In this short post we will take a quick look at how to enable WSUS cleanup in ConfigMgr and a bit about WSUS maintenance task available. We will also use the management insights to check if WSUS cleanup is enabled or not.
Microsoft recommends that you enable WSUS Maintenance options in the Software Update Point configuration. These options are designed to keep your WSUS keep and tidy. When you enable WSUS maintenance options at the top-level site, you automate the cleanup procedures after each SUP synchronization. In short you keep your Software Update Point healthy by enabling WSUS cleanup options.
You can enable WSUS cleanup in ConfigMgr only when you have installed and configured the Software Update Point role. Take a look at complete guide to install and configure Software Update Point role in SCCM. If you are not using SCCM to manage and deploy updates, then you have to manually run the WSUS Server Cleanup wizard to remove unnecessary updates from the WSUS server.

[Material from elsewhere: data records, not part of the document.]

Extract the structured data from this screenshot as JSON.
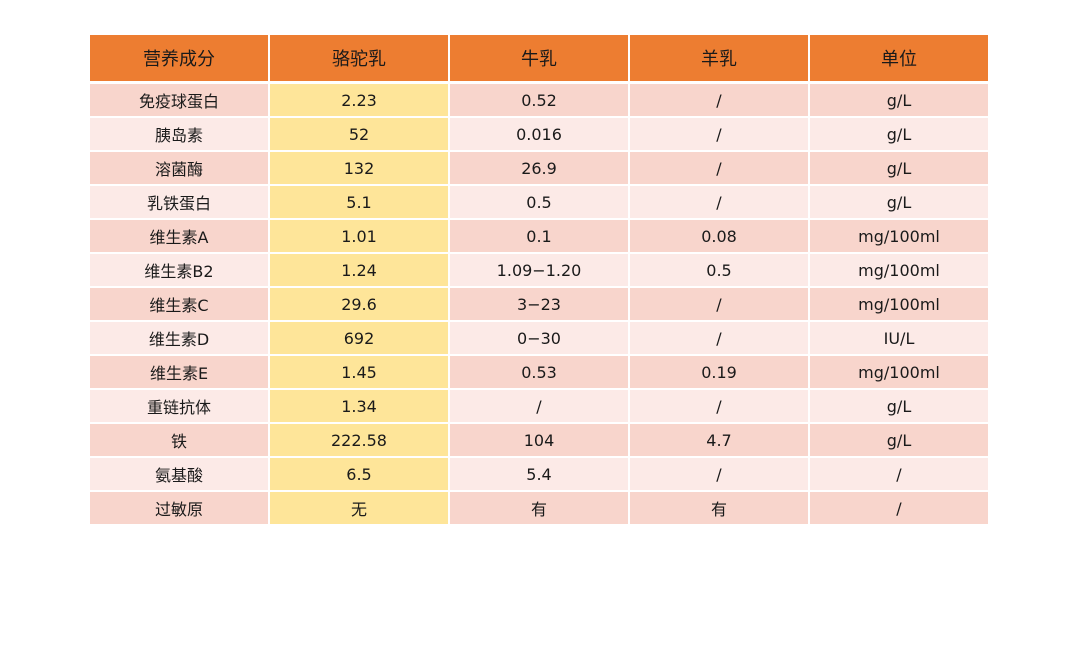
{
  "headers": [
    "营养成分",
    "骆驼乳",
    "牛乳",
    "羊乳",
    "单位"
  ],
  "rows": [
    [
      "免疫球蛋白",
      "2.23",
      "0.52",
      "/",
      "g/L"
    ],
    [
      "胰岛素",
      "52",
      "0.016",
      "/",
      "g/L"
    ],
    [
      "溶菌酶",
      "132",
      "26.9",
      "/",
      "g/L"
    ],
    [
      "乳铁蛋白",
      "5.1",
      "0.5",
      "/",
      "g/L"
    ],
    [
      "维生素A",
      "1.01",
      "0.1",
      "0.08",
      "mg/100ml"
    ],
    [
      "维生素B2",
      "1.24",
      "1.09−1.20",
      "0.5",
      "mg/100ml"
    ],
    [
      "维生素C",
      "29.6",
      "3−23",
      "/",
      "mg/100ml"
    ],
    [
      "维生素D",
      "692",
      "0−30",
      "/",
      "IU/L"
    ],
    [
      "维生素E",
      "1.45",
      "0.53",
      "0.19",
      "mg/100ml"
    ],
    [
      "重链抗体",
      "1.34",
      "/",
      "/",
      "g/L"
    ],
    [
      "铁",
      "222.58",
      "104",
      "4.7",
      "g/L"
    ],
    [
      "氨基酸",
      "6.5",
      "5.4",
      "/",
      "/"
    ],
    [
      "过敏原",
      "无",
      "有",
      "有",
      "/"
    ]
  ],
  "colors": {
    "header": "#ED7D31",
    "row_odd": "#F8D5CC",
    "row_even": "#FCEAE7",
    "highlight_column": "#FEE599"
  }
}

Steps to Enable WSUS Cleanup in ConfigMgr
The steps to enable WSUS cleanup in ConfigMgr are as follows.
- First launch the ConfigMgr console.
- Navigate to Administration > Overview > Site Configuration > Sites.
- Select the site at the top of your Configuration Manager hierarchy. Click Software Update Point and open Software Update Point Component Properties.
- Click the WSUS Maintenance tab and enable WSUS clean up options (select all 3 options).
- Click Apply and OK.
There are currently three WSUS maintenance tasks available in ConfigMgr. You just need to enable them and Configuration Manager handles the cleanup after each synchronization.
- Decline Expired Updates in WSUS according to supersedence rules
- Add Non-clustered indexes to the WSUS database
- Remove Obsolete updates from the WSUS database
If you need more information on WSUS maintenance tasks, here is a dedicated post on 3 Useful WSUS Maintenance Options in Configuration Manager. It also explains what each of these WSUS maintenance task does.
In the next step we will run a built in management insights rule called Enable WSUS cleanup which basically checks if the WSUS cleanup options are enabled or not. The WSUS cleanup management insight is categorized under Proactive Maintenance. This rule is enabled by default when you install ConfigMgr and is also evaluated periodically.
WSUS Cleanup Management Insights
When you enable the WSUS cleanup in ConfigMgr, you can actually verify if the WSUS cleanup options are enabled by running the Enable WSUS Cleanup management insights.
- Launch the SCCM console.
- Go to Administration\Overview\Management Insights\All Insights.
- From the list of Management Insights, select Proactive Maintenance.
- Look for Enable WSUS Cleanup. Right click and select Evaluate / Re-Evaluate.
So when you re-evaluate this rule, it checks if the WSUS maintenance options are enabled on the WSUS maintenance tab of Software Update Point properties. If the WSUS maintenance options are enabled, it simply shows as Completed. If the WSUS cleanup options are not enabled, then you see status as Action needed.
Under the WSUS Cleanup rule details, what you can do is click Review Actions and it directly takes you to Administration\Overview\Site Configuration\Sites. From there you can select the Software Update Point and enable the WSUS cleanup options or WSUS maintenance options.
Next I am going to enable all the WSUS maintenance options and re-evaluate the WSUS cleanup rule again. Wait for few seconds while the evaluation happens in the background. Refresh the console and now we see the the enable WSUS cleanup in ConfigMgr console shows as Completed. This means you have successfully enabled the WSUS cleanup options on your software update point.